A common problem in numerous research areas, particularly in clinical trials, is to test whether the effect of an explanatory variable on an outcome variable is equivalent across different groups. In practice, these tests are frequently used to compare the effect between patient groups, for example, based on gender, age, or treatments. Equivalence is usually assessed by testing whether the difference between the groups does not exceed a pre-specified equivalence threshold. Classical approaches are based on testing the equivalence of single quantities, for example, the mean, the area under the curve or other values of interest. However, when differences depending on a particular covariate are observed, these approaches can turn out to be not very accurate. Instead, whole regression curves over the entire covariate range, describing for instance the time window or a dose range, are considered and tests are based on a suitable distance measure of two such curves, as, for example, the maximum absolute distance between them. In this regard, a key assumption is that the true underlying regression models are known, which is rarely the case in practice. However, misspecification can lead to severe problems as inflated type I errors or, on the other hand, conservative test procedures.
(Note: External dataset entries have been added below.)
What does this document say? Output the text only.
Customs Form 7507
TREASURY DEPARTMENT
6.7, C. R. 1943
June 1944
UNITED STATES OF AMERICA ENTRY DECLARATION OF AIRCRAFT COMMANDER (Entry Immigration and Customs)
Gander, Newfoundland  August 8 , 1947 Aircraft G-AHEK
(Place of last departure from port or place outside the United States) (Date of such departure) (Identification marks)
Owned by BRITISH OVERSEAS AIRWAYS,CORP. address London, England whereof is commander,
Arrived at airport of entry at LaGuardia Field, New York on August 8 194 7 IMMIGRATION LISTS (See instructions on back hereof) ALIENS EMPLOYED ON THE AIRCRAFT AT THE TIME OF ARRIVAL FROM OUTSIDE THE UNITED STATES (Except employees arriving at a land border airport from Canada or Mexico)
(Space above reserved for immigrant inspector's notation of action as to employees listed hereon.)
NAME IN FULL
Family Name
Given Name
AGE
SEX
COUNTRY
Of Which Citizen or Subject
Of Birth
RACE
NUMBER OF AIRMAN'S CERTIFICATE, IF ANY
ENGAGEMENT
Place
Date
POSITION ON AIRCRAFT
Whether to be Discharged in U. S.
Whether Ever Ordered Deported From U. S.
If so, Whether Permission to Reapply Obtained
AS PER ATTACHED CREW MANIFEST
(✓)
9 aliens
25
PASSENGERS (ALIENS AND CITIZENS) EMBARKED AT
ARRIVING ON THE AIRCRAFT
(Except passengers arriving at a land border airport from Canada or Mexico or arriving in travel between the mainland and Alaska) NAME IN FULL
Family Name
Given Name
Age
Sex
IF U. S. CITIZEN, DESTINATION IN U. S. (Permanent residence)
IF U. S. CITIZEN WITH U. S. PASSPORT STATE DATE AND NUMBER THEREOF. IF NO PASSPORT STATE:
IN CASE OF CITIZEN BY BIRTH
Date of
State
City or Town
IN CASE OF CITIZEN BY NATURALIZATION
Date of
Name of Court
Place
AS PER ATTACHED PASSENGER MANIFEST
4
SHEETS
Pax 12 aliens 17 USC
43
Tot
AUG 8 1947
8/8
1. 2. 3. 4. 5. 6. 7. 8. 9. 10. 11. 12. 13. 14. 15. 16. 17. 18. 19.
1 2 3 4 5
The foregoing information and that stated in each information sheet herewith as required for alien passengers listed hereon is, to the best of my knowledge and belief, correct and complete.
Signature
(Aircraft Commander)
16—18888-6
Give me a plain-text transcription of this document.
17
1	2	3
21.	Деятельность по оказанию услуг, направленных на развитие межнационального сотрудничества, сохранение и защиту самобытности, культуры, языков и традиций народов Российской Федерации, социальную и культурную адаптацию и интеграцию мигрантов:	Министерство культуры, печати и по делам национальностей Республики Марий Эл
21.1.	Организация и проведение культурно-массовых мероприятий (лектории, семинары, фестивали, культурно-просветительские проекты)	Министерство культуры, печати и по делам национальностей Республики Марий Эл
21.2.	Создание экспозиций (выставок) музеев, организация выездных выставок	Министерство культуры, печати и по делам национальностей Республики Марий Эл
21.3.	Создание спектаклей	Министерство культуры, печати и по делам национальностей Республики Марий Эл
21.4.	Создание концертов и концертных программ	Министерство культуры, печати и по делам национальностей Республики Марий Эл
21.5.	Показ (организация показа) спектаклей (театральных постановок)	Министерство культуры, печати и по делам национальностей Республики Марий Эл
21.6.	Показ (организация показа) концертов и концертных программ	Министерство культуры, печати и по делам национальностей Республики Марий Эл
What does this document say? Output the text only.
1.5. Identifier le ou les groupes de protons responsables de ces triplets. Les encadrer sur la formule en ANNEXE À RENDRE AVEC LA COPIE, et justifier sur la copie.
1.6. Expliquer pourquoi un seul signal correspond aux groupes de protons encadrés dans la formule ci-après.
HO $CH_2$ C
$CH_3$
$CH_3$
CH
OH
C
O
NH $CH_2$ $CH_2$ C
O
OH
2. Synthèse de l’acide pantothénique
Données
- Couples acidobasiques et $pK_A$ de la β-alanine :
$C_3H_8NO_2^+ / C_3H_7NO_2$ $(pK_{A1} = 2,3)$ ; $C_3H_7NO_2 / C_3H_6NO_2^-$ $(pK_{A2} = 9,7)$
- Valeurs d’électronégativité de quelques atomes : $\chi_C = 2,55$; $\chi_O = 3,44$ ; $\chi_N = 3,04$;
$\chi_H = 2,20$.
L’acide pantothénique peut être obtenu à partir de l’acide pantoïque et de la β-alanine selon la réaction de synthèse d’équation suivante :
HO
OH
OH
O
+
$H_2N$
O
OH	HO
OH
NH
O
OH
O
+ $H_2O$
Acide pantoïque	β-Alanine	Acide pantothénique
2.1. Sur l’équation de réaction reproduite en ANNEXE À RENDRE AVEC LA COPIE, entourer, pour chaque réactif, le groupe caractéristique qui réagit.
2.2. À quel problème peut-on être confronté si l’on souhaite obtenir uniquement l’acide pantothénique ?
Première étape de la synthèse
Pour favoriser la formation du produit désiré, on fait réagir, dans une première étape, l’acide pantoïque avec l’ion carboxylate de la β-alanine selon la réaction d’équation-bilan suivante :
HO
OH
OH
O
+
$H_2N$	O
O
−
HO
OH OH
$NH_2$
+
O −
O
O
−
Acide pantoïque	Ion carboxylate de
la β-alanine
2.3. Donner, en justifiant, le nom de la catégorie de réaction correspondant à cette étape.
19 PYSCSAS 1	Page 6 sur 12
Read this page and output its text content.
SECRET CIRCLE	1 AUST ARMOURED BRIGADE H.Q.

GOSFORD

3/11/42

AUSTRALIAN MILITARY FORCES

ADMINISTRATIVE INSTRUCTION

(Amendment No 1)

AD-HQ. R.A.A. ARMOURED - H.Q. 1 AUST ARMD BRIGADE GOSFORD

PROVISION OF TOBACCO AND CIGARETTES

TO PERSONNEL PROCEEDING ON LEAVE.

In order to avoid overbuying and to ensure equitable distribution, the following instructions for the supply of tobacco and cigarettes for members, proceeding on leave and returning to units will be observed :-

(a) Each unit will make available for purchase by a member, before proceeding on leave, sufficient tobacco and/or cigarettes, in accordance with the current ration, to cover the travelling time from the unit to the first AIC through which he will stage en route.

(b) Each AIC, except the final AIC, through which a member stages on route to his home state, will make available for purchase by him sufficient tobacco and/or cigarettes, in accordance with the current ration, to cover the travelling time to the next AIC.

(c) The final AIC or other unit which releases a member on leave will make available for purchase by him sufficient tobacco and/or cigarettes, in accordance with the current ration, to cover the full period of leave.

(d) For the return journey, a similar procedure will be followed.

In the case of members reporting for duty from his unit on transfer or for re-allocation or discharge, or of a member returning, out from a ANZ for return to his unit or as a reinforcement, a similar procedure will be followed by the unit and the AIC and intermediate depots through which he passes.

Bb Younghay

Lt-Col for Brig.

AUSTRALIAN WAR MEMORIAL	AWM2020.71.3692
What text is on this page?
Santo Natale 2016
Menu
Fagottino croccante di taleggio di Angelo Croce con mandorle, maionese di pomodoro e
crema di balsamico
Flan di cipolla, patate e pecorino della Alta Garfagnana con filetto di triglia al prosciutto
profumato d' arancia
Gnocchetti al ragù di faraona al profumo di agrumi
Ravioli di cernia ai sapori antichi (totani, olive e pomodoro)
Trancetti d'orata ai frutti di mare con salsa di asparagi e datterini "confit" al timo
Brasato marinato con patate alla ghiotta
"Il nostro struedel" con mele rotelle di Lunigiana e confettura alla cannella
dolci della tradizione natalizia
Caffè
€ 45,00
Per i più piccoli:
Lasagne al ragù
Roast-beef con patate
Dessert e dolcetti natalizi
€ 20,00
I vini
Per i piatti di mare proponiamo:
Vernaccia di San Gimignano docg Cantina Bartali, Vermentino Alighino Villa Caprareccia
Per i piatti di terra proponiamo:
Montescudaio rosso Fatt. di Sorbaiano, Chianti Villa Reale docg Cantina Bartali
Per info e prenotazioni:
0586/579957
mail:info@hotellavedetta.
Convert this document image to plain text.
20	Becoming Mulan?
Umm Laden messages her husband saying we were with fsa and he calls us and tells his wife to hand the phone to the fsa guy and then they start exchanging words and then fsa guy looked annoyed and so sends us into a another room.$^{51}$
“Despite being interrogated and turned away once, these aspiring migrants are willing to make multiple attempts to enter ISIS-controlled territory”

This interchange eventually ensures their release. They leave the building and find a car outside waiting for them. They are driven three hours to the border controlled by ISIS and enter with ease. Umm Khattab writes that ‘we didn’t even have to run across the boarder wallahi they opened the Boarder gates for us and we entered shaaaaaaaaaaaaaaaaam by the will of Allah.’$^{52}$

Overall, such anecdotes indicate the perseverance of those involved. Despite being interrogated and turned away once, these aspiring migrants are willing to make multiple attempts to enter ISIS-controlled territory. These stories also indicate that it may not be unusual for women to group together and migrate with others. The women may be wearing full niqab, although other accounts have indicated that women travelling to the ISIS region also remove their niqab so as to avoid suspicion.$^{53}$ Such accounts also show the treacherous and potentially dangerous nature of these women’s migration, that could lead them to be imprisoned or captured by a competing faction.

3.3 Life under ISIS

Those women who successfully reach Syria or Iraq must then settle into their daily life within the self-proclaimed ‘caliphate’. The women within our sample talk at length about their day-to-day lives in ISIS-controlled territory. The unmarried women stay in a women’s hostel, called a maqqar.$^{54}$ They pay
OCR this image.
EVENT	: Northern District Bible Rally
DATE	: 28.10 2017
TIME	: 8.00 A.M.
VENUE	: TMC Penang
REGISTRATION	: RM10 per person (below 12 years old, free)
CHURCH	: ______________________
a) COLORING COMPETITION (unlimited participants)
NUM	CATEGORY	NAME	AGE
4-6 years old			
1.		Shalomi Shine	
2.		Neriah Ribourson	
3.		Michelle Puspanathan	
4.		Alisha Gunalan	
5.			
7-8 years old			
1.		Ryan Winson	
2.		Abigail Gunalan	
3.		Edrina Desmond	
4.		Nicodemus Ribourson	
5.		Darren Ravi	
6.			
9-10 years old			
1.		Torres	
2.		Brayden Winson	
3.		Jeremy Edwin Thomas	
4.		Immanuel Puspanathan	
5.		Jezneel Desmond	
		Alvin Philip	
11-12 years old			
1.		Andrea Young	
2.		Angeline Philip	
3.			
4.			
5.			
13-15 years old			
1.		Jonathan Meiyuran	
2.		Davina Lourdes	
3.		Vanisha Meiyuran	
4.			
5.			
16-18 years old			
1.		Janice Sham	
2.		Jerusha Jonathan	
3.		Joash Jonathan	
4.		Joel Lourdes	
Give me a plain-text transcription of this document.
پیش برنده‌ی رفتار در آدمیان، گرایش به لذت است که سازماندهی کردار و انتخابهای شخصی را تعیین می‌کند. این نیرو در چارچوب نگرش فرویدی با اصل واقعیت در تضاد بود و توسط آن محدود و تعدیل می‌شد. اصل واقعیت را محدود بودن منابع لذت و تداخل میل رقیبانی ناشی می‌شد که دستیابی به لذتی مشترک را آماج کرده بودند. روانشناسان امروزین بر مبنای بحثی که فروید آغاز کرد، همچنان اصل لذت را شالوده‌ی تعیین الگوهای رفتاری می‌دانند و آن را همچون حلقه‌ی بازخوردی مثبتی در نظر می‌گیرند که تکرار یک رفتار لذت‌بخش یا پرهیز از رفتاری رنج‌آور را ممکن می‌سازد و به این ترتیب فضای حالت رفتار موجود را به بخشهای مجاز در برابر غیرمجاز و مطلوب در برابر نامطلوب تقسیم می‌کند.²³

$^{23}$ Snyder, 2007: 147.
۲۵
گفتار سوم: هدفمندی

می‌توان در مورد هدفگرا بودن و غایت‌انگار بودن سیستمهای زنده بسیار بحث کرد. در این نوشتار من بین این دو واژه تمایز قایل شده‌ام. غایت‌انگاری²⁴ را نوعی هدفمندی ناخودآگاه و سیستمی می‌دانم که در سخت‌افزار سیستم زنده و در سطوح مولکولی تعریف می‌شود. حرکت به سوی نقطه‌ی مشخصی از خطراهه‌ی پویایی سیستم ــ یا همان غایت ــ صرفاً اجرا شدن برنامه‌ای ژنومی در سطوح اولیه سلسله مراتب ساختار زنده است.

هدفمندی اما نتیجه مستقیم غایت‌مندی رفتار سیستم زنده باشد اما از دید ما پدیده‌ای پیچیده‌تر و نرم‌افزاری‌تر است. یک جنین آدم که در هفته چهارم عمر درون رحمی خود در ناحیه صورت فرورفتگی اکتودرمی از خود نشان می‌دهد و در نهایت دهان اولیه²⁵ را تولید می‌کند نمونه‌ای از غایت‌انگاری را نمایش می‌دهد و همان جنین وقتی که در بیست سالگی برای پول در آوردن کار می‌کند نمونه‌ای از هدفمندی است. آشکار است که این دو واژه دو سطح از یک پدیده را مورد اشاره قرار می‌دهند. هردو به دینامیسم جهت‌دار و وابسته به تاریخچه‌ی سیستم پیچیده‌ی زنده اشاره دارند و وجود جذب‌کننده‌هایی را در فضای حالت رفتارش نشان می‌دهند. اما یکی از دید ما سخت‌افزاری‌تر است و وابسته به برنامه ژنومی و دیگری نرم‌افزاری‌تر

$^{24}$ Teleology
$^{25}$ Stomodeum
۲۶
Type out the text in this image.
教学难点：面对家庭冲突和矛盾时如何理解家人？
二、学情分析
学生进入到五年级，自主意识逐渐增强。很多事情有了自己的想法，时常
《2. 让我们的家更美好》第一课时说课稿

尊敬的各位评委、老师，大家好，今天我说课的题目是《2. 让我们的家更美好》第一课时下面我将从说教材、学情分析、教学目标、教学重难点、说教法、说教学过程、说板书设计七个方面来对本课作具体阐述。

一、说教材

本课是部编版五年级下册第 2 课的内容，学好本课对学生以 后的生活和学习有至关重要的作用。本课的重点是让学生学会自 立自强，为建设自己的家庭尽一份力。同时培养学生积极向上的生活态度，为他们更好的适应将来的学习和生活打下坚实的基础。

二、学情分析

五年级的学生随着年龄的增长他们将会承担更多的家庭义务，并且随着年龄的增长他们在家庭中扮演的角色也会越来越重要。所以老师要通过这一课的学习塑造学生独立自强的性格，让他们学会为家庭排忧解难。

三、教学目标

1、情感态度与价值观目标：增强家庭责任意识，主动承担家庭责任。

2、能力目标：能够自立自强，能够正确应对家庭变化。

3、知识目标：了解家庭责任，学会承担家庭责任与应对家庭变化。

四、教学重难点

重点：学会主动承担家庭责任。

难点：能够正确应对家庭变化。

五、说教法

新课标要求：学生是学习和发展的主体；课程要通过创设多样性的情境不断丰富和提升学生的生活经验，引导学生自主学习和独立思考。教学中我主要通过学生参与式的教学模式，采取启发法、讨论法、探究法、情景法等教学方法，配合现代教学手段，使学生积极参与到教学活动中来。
In this paper, we propose a solution to this problem by introducing a flexible extension of such an equivalence test using model averaging in order to overcome this assumption and making the test applicable under model uncertainty. Precisely, we introduce model averaging based on smooth Bayesian information criterion weights and we propose a testing procedure which makes use of the duality between confidence intervals and hypothesis testing. We demonstrate the validity of our approach by means of a simulation study and illustrate its practical relevance considering a time-response case study with toxicological gene expression data.